The General Election did prove one piece of conventional wisdom right. There is a bubble in London, out-of-touch with the rest of the country. As it turns out, the ones living in it work for the Labour party.
An almost audible sigh of relief from the City on Friday ended the last delusions of the campaign. Not only had the polls told us it was too tight to call, but the markets had looked implausibly agnostic between a radical, anti-business agenda and the successful economic record of David Cameron. The positive market reaction to a Tory majority laid that to rest.
Yet even as Friday’s rally rewarded economic common sense, thwarted commentators leapt circus-like from one wobbly narrative to another. A nation divided. A party held at bay by a slim majority. A result that little reflected the country’s real voting intentions.
If you believe that, Ed Miliband has a slab of limestone he’d like to sell you.
David Cameron has just received a clear mandate from the British public. For an incumbent party to increase its share of the vote has been unheard of in decades. To gain 24 seats as well is staggering. The Conservative party did so despite electoral boundaries stacked unfairly against it, meaning that its voters remain under-represented. Cameron would have won even if Labour had not collapsed in Scotland.
Yes, our first-past-the-post system does mean this parliament will also under-represent the country’s support for some smaller parties. The main beneficiary would have been Ukip, hardly a bedfellow of the left.
Yes, Cameron’s majority is now small. He cannot take his backbenchers for granted. But his success has earned him respect from the new intake, and his parliamentary opponents are in disarray. If he succeeds in passing English votes for English laws, his room for manoeuvre will be even greater.
Yes, the success of the SNP cannot be ignored. But Cameron backs strong devolution for Scotland – and the realities of more fiscal responsibility will be a clarifying force north of the border.

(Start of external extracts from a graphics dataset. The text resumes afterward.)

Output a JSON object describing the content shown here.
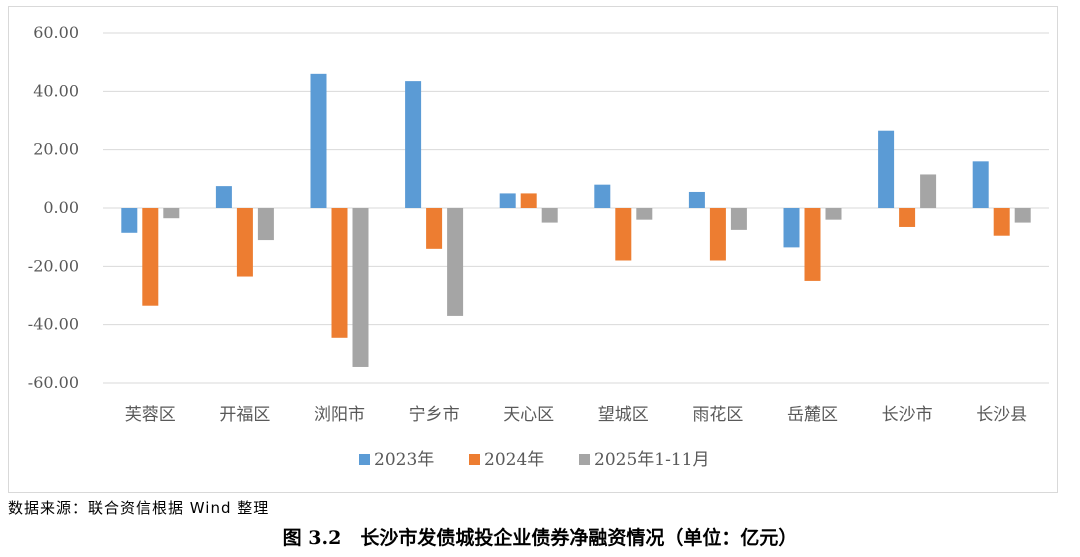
{
  "chart_data": {
    "type": "bar",
    "categories": [
      "芙蓉区",
      "开福区",
      "浏阳市",
      "宁乡市",
      "天心区",
      "望城区",
      "雨花区",
      "岳麓区",
      "长沙市",
      "长沙县"
    ],
    "series": [
      {
        "name": "2023年",
        "color": "#5b9bd5",
        "values": [
          -8.5,
          7.5,
          46.0,
          43.5,
          5.0,
          8.0,
          5.5,
          -13.5,
          26.5,
          16.0
        ]
      },
      {
        "name": "2024年",
        "color": "#ed7d31",
        "values": [
          -33.5,
          -23.5,
          -44.5,
          -14.0,
          5.0,
          -18.0,
          -18.0,
          -25.0,
          -6.5,
          -9.5
        ]
      },
      {
        "name": "2025年1-11月",
        "color": "#a5a5a5",
        "values": [
          -3.5,
          -11.0,
          -54.5,
          -37.0,
          -5.0,
          -4.0,
          -7.5,
          -4.0,
          11.5,
          -5.0
        ]
      }
    ],
    "ylim": [
      -60,
      60
    ],
    "ytick_step": 20,
    "ytick_labels": [
      "60.00",
      "40.00",
      "20.00",
      "0.00",
      "-20.00",
      "-40.00",
      "-60.00"
    ],
    "grid": true,
    "legend_position": "bottom",
    "title": "",
    "xlabel": "",
    "ylabel": ""
  },
  "source_note": "数据来源：联合资信根据 Wind 整理",
  "figure_caption": "图 3.2　长沙市发债城投企业债券净融资情况（单位：亿元）"
}
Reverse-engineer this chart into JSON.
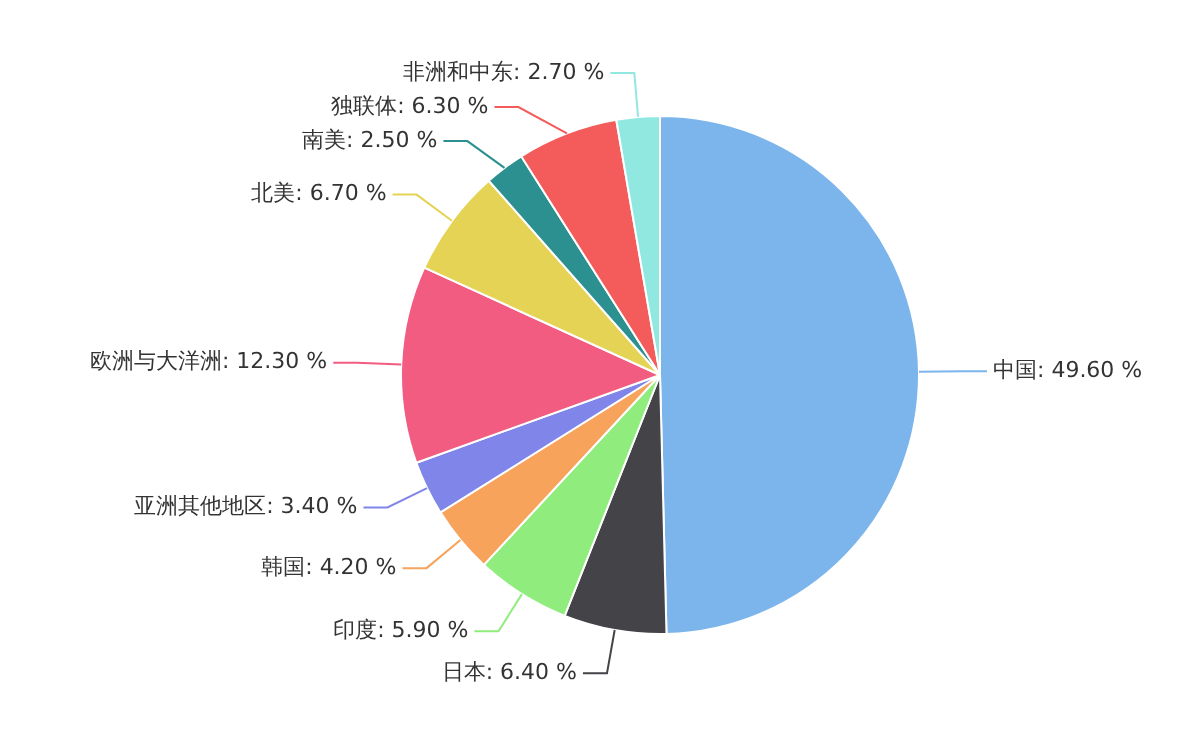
{
  "chart_data": {
    "type": "pie",
    "categories": [
      "中国",
      "日本",
      "印度",
      "韩国",
      "亚洲其他地区",
      "欧洲与大洋洲",
      "北美",
      "南美",
      "独联体",
      "非洲和中东"
    ],
    "values": [
      49.6,
      6.4,
      5.9,
      4.2,
      3.4,
      12.3,
      6.7,
      2.5,
      6.3,
      2.7
    ],
    "value_labels": [
      "49.60 %",
      "6.40 %",
      "5.90 %",
      "4.20 %",
      "3.40 %",
      "12.30 %",
      "6.70 %",
      "2.50 %",
      "6.30 %",
      "2.70 %"
    ],
    "colors": [
      "#7cb5ec",
      "#434348",
      "#90ed7d",
      "#f7a35c",
      "#8085e9",
      "#f15c80",
      "#e4d354",
      "#2b908f",
      "#f45b5b",
      "#91e8e1"
    ],
    "legend": false
  }
}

Yes, Conservative success was limited in the north of England. But Ukip came second in a surprising number of northern seats. And as well as Conservative gains in the southwest, the party had its best showing in Wales for thirty years. If Cameron shows his vision working for the benefit of the country as a whole, these are successes on which his party can now build.
Miliband’s failure has tested to destruction the idea that Labour can govern the UK from the left. Cameron was already by instinct a one-nation Conservative. Now Britain has reaffirmed it remains a nation more united than not by the quiet values of small “c” conservatives. Too often demonised or forgotten, they are the hardworking people who in moments of peril continue to prove our country great.
I find myself thinking of the end of George Eliot’s Middlemarch today: “That things are not so ill with you and me as they might have been, is half owing to the number who lived faithfully a hidden life.” It wasn’t the selfie election after all. We owe a great deal to the good sense of Britain’s unknown voters this morning. But as they have just proved, if there’s one thing they don’t want, it’s a monument in stone.